Prywell Jere, a Ngoni man who is husband to Margret Nyati, said they first thought that the project had come to destroy families.
“But after they explained to me in details, I ended up understanding and I think to an extent it is a relief because initially I used to think for her and now it is up to her to decide what we do with resources,” he said.
“I can now see that she is a very happy person, years of marriage with her have not elicited big smiles that I see on her face now, ever since she took charge of getting control and owning her own land,” he added.
Jere said men have to bow down to some of these cultural beliefs because eventually as a family, everyone becomes a beneficiary of the woman’s exploits.
Inkosi Mzukuzuku said the paradigm shift in how to treat women that Action Aid brought to Mzimba has also given him authority where he is now able to resolve cases based on the new knowledge, which is in line with the law.
“I have summoned all village and group village headmen within my area and I have reminded them what we agreed from the onset that women who cultivated tobacco or soya beans should be left freely to have their money and use it in the way they want,” he says.
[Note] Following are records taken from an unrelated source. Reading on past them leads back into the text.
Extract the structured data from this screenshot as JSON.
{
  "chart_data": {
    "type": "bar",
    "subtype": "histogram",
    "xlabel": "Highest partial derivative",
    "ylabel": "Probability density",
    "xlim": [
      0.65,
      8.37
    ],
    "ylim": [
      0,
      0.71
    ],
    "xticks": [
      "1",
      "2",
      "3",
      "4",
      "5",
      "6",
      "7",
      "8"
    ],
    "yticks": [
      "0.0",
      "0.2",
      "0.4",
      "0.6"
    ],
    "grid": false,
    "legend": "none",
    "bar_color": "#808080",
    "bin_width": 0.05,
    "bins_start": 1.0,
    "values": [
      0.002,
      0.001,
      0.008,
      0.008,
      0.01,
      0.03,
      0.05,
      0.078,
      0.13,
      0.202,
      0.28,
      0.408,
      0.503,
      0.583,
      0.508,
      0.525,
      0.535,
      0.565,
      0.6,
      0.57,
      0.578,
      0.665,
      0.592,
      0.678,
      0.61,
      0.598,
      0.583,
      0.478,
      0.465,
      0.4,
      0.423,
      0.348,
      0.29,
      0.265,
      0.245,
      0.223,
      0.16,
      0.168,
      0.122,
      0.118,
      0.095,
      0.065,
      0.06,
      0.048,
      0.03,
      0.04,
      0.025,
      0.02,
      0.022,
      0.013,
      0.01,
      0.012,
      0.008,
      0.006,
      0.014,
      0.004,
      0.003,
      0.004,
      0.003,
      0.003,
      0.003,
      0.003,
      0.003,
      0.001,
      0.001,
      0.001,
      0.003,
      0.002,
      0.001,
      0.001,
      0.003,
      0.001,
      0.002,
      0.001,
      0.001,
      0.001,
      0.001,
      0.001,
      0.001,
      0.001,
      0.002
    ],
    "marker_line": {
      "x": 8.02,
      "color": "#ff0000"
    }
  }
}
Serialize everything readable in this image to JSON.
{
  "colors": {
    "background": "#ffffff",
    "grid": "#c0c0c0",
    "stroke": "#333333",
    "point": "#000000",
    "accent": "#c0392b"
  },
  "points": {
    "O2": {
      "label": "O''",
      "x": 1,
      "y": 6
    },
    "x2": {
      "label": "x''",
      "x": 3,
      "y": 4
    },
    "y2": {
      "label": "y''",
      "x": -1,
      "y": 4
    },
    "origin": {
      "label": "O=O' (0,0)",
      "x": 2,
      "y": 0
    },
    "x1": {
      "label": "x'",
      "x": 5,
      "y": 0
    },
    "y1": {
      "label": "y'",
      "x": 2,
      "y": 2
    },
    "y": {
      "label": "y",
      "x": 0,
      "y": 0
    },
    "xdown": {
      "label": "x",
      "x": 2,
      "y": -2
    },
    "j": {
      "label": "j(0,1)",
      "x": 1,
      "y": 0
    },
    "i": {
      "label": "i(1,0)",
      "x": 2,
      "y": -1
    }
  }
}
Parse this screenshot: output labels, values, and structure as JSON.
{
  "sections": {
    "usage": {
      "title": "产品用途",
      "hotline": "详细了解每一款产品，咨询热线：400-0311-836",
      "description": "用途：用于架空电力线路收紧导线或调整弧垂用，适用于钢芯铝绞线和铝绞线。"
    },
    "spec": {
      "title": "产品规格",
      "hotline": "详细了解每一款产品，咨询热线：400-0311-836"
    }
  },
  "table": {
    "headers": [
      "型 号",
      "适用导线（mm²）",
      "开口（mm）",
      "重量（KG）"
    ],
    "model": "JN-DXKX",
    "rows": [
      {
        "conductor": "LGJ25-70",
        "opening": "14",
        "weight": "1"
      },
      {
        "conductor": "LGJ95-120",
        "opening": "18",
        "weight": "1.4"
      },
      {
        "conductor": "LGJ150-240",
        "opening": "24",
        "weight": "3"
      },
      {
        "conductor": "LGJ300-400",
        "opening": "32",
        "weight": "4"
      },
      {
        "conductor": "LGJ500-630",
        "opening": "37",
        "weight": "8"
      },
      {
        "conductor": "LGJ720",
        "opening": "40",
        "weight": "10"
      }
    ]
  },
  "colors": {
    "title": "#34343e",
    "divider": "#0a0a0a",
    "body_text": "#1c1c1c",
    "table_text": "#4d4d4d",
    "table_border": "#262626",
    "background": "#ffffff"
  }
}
Inkosi Mzukuzuku says initially, per month he used to resolve 10 cases related to denial to allow women use land as well as unfair use of proceeds from farm produce by the husbands and now he resolves a maximum of four cases a month.
“The most common ones were those where a woman was widowed and relatives of the husband wanted to snatch it,” he says; “it looks like we used to draw on our cultural beliefs more strongly than we would employ the law due to ignorance.”
Inkosana Mkhuzo Jere of Engalaweni who is the right-hand-man of the Paramount Chief Mbelwa says they are now working together with government to ensure that women exercise full rights in this democratic practice.
“We have now realised that we are equal to our women, and this necessitate that women access, control and own land and that they also have full control of the produce and its proceeds,” he says.
Ruth Shaba of Khosolo says as a proud landowner now she has cultivated maize and soya beans and she feels elated that she will not look over her shoulder when harvesting and there is already a market for her soya beans.
“Land can really give you power and save you from embarrassment,” she says with smirk that never left her face the whole time of the interview.